American Skin - Shane Paul McGhie

Vince il Filming Italy Award come miglior film nella sezione Sconfini della 76ª edizione della Mostra del Cinema di Venezia.

Venezia, 6 settembre 2019. La giuria di qualità composta da Tiziana Rocca, direttore artistico del Filming Italy Award, Franco Montini, presidente Sindacato Nazionale Critici Cinematografici Italiani (SNCCI), Luciano Sovena, presidente di Roma Lazio Film Commission e Vito Sinopoli, editore della rivista Best Movie, ha deciso di assegnare il Filming Italy Award – inserito da quest’anno tra i premi collaterali ufficiali della Mostra – come Miglior Film della sezione SCONFINI ad American Skin di Nate Parker.

Il Filming Italy Award, ideato da Tiziana Rocca, è un premio nato con l’intento di promuovere il Cinema italiano e internazionale in Italia e all’estero mettendo in contatto le diverse culture.

Il premio verrà consegnato oggi alle ore 16.00 presso l’Italian Pavillon dell’Hotel Excelsior al regista e protagonista del film Nate Parker e al produttore Tarak Ben Ammar, alla presenza di Alberto Barbera, direttore del Festival di Venezia.

Questa la motivazione: “Affrontando il tema del razzismo, molto presente nel cinema contemporaneo, Nate Parker parte da elementi di cronaca per costruire una storia drammaticamente romanzesca e sceglie un punto di vista volutamente provocatorio con l’intento di suscitare il confronto fra gli spettatori, in linea a quanto accade ai protagonisti sullo schermo.
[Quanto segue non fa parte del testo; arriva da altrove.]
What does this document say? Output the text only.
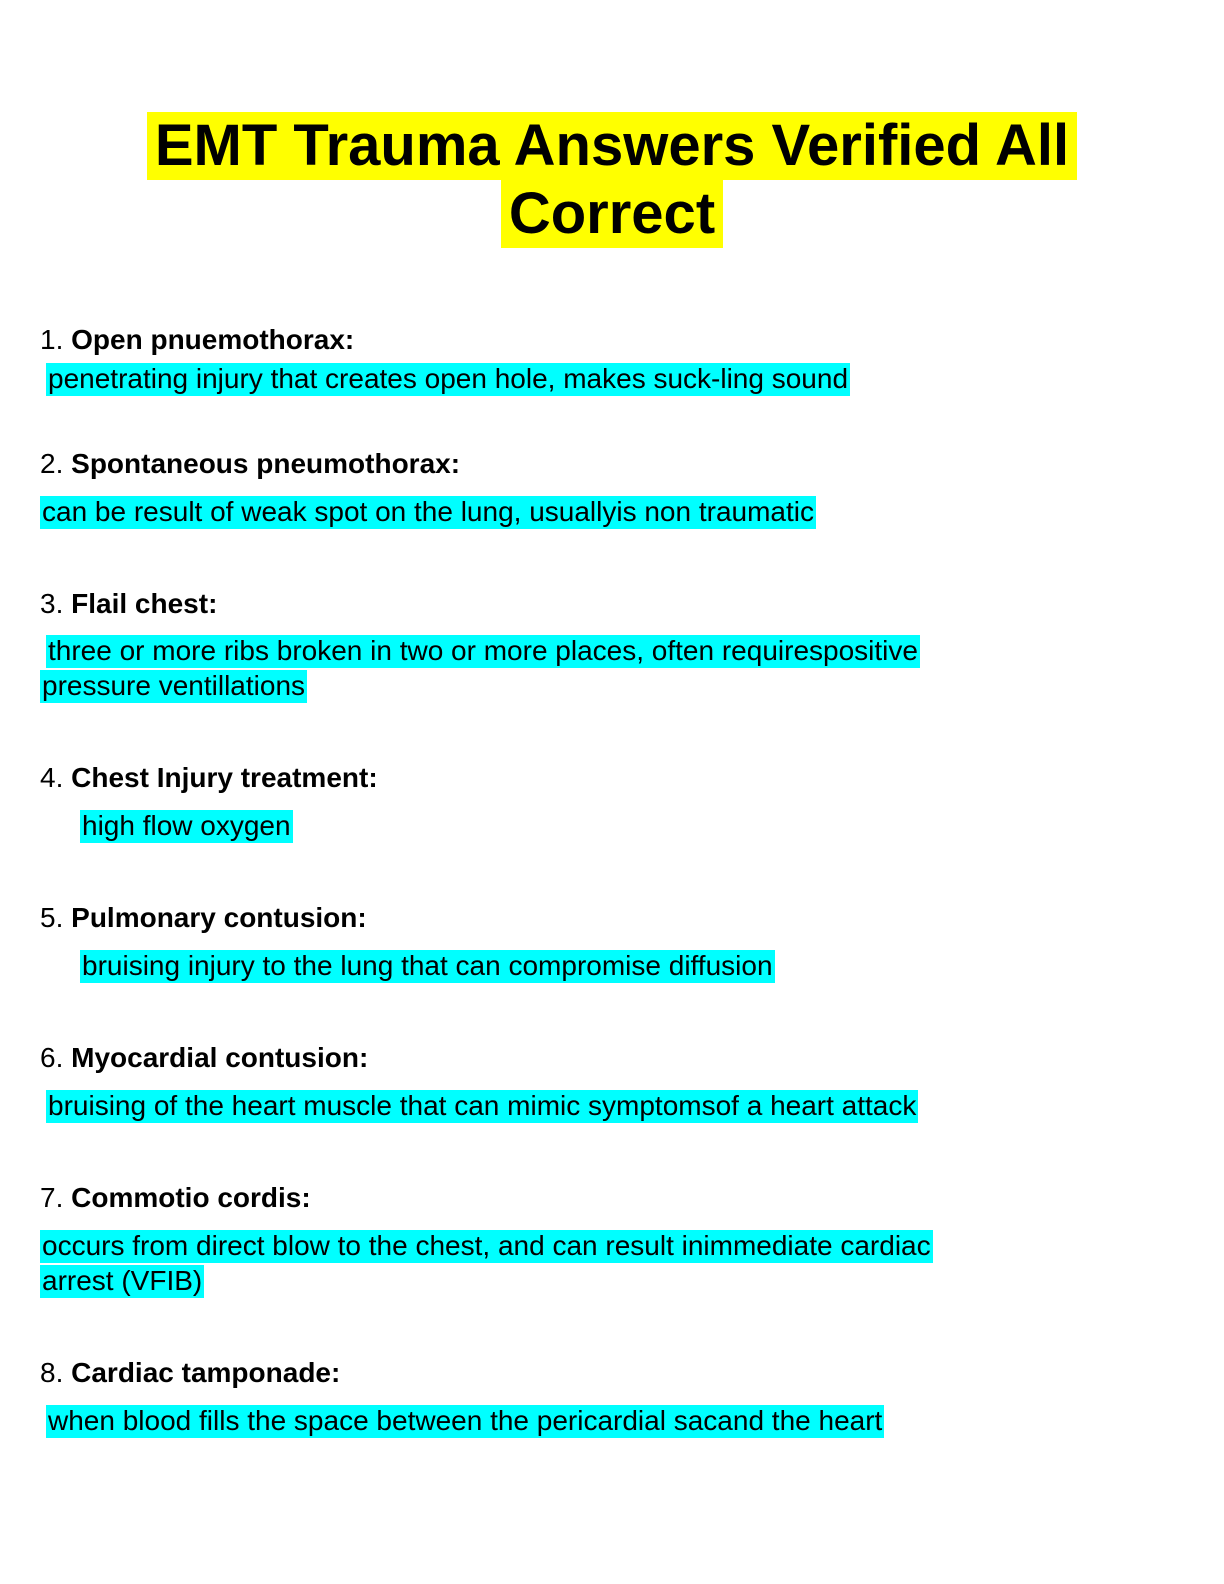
EMT Trauma Answers Verified All
Correct
1. Open pnuemothorax:
penetrating injury that creates open hole, makes suck-ling sound
2. Spontaneous pneumothorax:
can be result of weak spot on the lung, usuallyis non traumatic
3. Flail chest:
three or more ribs broken in two or more places, often requirespositive
pressure ventillations
4. Chest Injury treatment:
high flow oxygen
5. Pulmonary contusion:
bruising injury to the lung that can compromise diffusion
6. Myocardial contusion:
bruising of the heart muscle that can mimic symptomsof a heart attack
7. Commotio cordis:
occurs from direct blow to the chest, and can result inimmediate cardiac
arrest (VFIB)
8. Cardiac tamponade:
when blood fills the space between the pericardial sacand the heart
Ma l’impianto ideologico non penalizza la spettacolarità del risultato, sempre teso e vibrante”. 

American Skin, presentato in anteprima mondiale nei giorni scorsi a Venezia da Spike Lee insieme allo scrittore, regista e interprete Nate Parker, ha conquistato la critica e ricevuto una standing ovation di 11 minuti alla fine della proiezione per il pubblico. Il film, interamente ambientato e girato a Los Angeles, è prodotto da Mark Burg, Lukas Behnken e Tarak Ben Ammar con Eagle Pictures, che in questo modo diventa la prima società italiana a produrre un film interamente americano su un tema del genere.